Now before I proceed, let me acknowledge that I myself did not stop at the truck. I chose not to do so because a bright orange sticker had been placed on the window, just beside the driver’s side rear view mirror, clearly indicating that the authorities had already been there and were well on top of the situation.
But as I drove on, I had to ask myself what I would have done if there had been no such sticker, or if I had happened upon this scene on some lonesome country road as opposed to a busy interstate highway with scores of vehicles zipping by every minute. Or even worse, if there had been a person laying there by the side of the road, injured or otherwise incapacitated in some manner, and in need of assistance.

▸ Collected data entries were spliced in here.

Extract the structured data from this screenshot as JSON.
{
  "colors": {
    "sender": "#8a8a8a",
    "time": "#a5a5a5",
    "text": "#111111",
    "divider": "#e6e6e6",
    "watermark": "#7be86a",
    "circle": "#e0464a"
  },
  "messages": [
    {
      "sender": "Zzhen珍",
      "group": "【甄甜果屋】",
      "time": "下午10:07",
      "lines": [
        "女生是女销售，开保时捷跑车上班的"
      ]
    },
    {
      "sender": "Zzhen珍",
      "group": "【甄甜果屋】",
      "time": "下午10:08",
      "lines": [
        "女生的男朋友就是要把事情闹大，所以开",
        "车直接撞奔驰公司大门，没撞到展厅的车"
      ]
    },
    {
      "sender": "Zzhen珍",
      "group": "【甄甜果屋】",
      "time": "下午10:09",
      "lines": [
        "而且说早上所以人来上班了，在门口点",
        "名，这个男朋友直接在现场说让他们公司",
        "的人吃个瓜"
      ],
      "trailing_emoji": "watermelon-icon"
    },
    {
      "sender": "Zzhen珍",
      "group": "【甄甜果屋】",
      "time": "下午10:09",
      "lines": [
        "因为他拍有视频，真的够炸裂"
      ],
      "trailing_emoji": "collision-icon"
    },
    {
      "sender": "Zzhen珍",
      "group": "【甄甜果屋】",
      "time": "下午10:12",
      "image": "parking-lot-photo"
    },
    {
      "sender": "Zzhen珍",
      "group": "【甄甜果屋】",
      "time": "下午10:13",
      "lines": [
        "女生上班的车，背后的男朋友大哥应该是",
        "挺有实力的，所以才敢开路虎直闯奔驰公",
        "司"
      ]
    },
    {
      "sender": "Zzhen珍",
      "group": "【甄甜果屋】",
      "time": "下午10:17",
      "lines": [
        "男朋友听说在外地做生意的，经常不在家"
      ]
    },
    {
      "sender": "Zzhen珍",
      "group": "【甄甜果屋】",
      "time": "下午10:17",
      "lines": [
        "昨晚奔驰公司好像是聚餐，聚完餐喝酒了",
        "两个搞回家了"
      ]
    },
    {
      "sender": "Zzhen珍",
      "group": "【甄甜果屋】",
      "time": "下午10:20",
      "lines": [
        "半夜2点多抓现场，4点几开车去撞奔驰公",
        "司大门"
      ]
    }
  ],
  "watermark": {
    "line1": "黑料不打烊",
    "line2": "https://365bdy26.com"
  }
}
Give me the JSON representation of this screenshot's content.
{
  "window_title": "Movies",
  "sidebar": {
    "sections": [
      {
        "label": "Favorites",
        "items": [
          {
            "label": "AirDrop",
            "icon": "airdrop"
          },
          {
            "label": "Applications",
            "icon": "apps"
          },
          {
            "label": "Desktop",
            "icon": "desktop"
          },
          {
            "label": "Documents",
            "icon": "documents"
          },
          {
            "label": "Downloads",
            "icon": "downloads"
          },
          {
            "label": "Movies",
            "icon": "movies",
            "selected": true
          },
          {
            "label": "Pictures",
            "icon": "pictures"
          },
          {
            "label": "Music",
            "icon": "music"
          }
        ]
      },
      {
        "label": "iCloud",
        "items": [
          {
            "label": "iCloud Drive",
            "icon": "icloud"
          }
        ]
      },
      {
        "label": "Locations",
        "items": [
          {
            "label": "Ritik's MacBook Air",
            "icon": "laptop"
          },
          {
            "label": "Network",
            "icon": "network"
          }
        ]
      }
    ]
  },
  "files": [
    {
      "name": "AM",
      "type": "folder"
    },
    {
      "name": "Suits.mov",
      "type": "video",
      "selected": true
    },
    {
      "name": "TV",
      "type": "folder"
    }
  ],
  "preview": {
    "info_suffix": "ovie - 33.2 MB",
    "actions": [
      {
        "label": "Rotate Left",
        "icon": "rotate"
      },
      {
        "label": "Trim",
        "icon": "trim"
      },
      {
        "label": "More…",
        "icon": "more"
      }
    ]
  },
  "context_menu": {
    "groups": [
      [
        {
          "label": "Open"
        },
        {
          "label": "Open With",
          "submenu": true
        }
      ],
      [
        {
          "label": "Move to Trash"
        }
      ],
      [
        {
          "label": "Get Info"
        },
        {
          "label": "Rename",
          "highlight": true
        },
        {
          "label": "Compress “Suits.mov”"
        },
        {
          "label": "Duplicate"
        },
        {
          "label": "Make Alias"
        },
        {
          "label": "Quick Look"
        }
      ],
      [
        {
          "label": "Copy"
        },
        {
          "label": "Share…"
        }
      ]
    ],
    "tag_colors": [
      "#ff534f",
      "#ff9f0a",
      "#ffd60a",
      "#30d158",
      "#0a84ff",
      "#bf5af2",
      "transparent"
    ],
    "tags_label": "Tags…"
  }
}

I like to think that I would have stopped. But I must confess that the irony of the moment did not escape me. Here I was, a Pastor (arguably a modern day Priest or Levite), busily making my way to an appointment in order to fulfill a religious obligation, all the while passing right on by the scene of someone’s obvious trouble.
The good news is that a day later, when I was returning from my obligation and going in the opposite direction, the truck was no longer there. Whatever the difficulty had been, it had apparently been resolved.
But the lesson has stayed with me. For I have come away from the whole experience with a heightened sensitivity to the circumstances of those whose paths I cross each day.
I pray that I will ever be sensitive to the plight of my fellow man. After all, the one individual we can all relate to in Jesus’ famed story of “The Good Samaritan” above is the poor man who fell into the hands of those who would do him harm!
For in truth, we were all waylaid and left for dead by old Satan. But praise God, when we were, God’s Son, Jesus Christ, took it upon Himself to come to our aid. As He has done for us, may we now commit to do for others in His name!